Die britische Politik steht nach dem Brexit-Votum vor unruhigen Zeiten. (Bild: Fotolia / by-studio)
Großbritannien-Wahl

Das Vereinigte Königreich wird umgebaut

Nach David Camerons Wahlwunder steht Großbritannien vor der wichtigsten Legislaturperiode seit langer Zeit: Es geht um Schottland, um die Einheit und Verfassung des Vereinigten Königreichs und um seine Stellung in Europa und der Welt.

„Das ist der süßeste von allen Wahlsiegen“, die er seit 1987 erlebt habe, jubelte Premierminister David Cameron in jener langen, verrückten Wahlnacht im Tory-Hauptquartier. In der Tat: Cameron und seinen Konservativen ist der dramatischste Wahl-Schocker gelungen seit der Niederlage von Kriegspremier Winston S. Churchill 1945 (The Guardian). Gegen jede Erwartung hat er mit 36,9 Prozent und 331 Mandaten eine absolute Mehrheit eingefahren.
Jetzt dürfen – und müssen – Cameron und seine Tories allein regieren. Wie Margaret Thatcher, mit der viele den 49-jährigen Premier bald vergleichen werden. Denn Camerons zweite Amtszeit wird für das Land die wichtigste und folgenreichste werden seit langer Zeit. Für Großbritannien steht viel auf dem Spiel, eigentlich alles: die Wirtschaft, Schottland, die Union, die Verfassung des Königreichs und sein Platz in Europa und der Welt.

Als ob ein Wahl-Hinrichtungskommando eine ganze Generation von Labour-Führern liquidiert hätte

Was für Camerons Tories der süßeste Triumph ist für Labour der Absturz in die Finsternis, vielleicht für lange Zeit. In Schottland wurde Labour regelrecht ausgelöscht. Vom „Tsunami“ sprach der ehemalige Labour-Innenminister David Blunkett. Aber verloren hat die Partei die Wahl in England, wo es Labour nicht gelang, Konservativen und Liberalen Mandate abzujagen, beobachtet zutreffend die Neue Zürcher Zeitung. Mit 232 Parlamentssitzen bleiben Labour fast 100 Mandate weniger als den Tories.

Fünf Jahre lang hat Camerons Koalitionsregierung den Wählern einen bitteren Konsolidierungs- und Sparkurs auferlegt. Trotzdem wollten die sich jetzt auf den rigiden Linkskurs von Labour-Chef Ed Milibands nicht einlassen. Er ist inzwischen zurückgetreten. Wichtige Partei-Granden haben ihre Mandate verloren. „Es ist, als hätte ein Wahl-Hinrichtungskommando – „an electoral firing squad“ – eine ganze Generation von Labour-Führern liquidiert“, so ein fassungsloser Kommentator am Morgen nach der Wahl im BBC-Studio.

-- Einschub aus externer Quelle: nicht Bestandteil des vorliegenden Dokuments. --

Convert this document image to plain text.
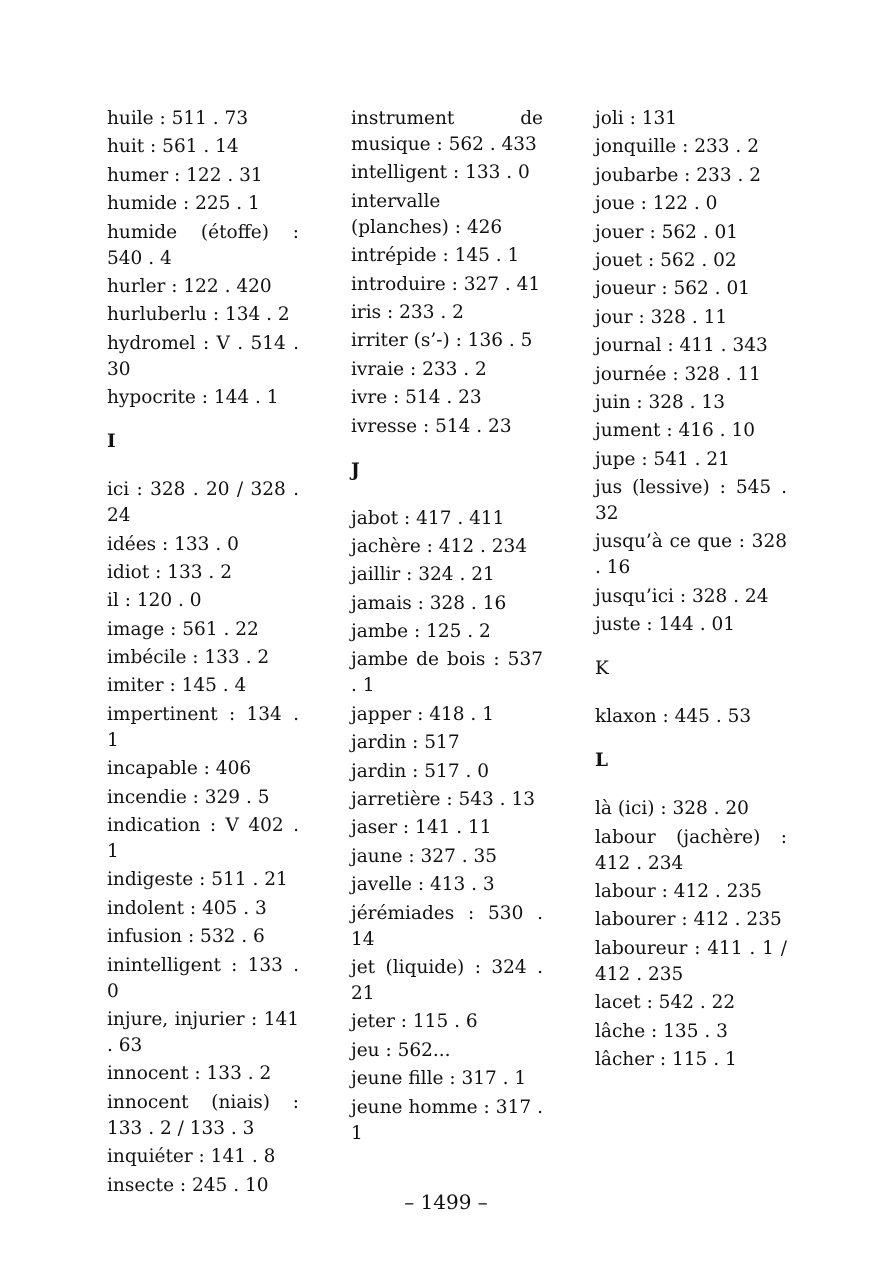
huile : 511 . 73
huit : 561 . 14
humer : 122 . 31
humide : 225 . 1
humide (étoffe) : 540 . 4
hurler : 122 . 420
hurluberlu : 134 . 2
hydromel : V . 514 . 30
hypocrite : 144 . 1
I
ici : 328 . 20 / 328 . 24
idées : 133 . 0
idiot : 133 . 2
il : 120 . 0
image : 561 . 22
imbécile : 133 . 2
imiter : 145 . 4
impertinent : 134 . 1
incapable : 406
incendie : 329 . 5
indication : V 402 . 1
indigeste : 511 . 21
indolent : 405 . 3
infusion : 532 . 6
inintelligent : 133 . 0
injure, injurier : 141 . 63
innocent : 133 . 2
innocent (niais) : 133 . 2 / 133 . 3
inquiéter : 141 . 8
insecte : 245 . 10
instrument de musique : 562 . 433
intelligent : 133 . 0
intervalle (planches) : 426
intrépide : 145 . 1
introduire : 327 . 41
iris : 233 . 2
irriter (s’-) : 136 . 5
ivraie : 233 . 2
ivre : 514 . 23
ivresse : 514 . 23
J
jabot : 417 . 411
jachère : 412 . 234
jaillir : 324 . 21
jamais : 328 . 16
jambe : 125 . 2
jambe de bois : 537 . 1
japper : 418 . 1
jardin : 517
jardin : 517 . 0
jarretière : 543 . 13
jaser : 141 . 11
jaune : 327 . 35
javelle : 413 . 3
jérémiades : 530 . 14
jet (liquide) : 324 . 21
jeter : 115 . 6
jeu : 562...
jeune fille : 317 . 1
jeune homme : 317 . 1
joli : 131
jonquille : 233 . 2
joubarbe : 233 . 2
joue : 122 . 0
jouer : 562 . 01
jouet : 562 . 02
joueur : 562 . 01
jour : 328 . 11
journal : 411 . 343
journée : 328 . 11
juin : 328 . 13
jument : 416 . 10
jupe : 541 . 21
jus (lessive) : 545 . 32
jusqu’à ce que : 328 . 16
jusqu’ici : 328 . 24
juste : 144 . 01
K
klaxon : 445 . 53
L
là (ici) : 328 . 20
labour (jachère) : 412 . 234
labour : 412 . 235
labourer : 412 . 235
laboureur : 411 . 1 / 412 . 235
lacet : 542 . 22
lâche : 135 . 3
lâcher : 115 . 1
– 1499 –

Jetzt müsse sich die Partei erst einmal neu aufstellen, rät in der Tageszeitung The Guardian Ex-Premier Tony Blair: „Einen neuen Parteichef zu wählen, ist wichtig, aber nicht entfernt so wichtig, wie den Kurs zu bestimmen.“ Der Richtungsstreit zwischen doktrinären Labour-Linken und
Blairs New Labour ist denn auch schon in vollem Gange.

Noch schlimmer als Labour hat es nur Camerons bisherigen liberaldemokratischen Koalitionspartner getroffen. Die Partei von Vizepremier Nick Clegg schrumpfte von 56 auf ganze acht Mandate. Vom liberal-demokratischen „Gemetzel längs und quer im Vereinigten Königreich“, schreibt The ­Guardian.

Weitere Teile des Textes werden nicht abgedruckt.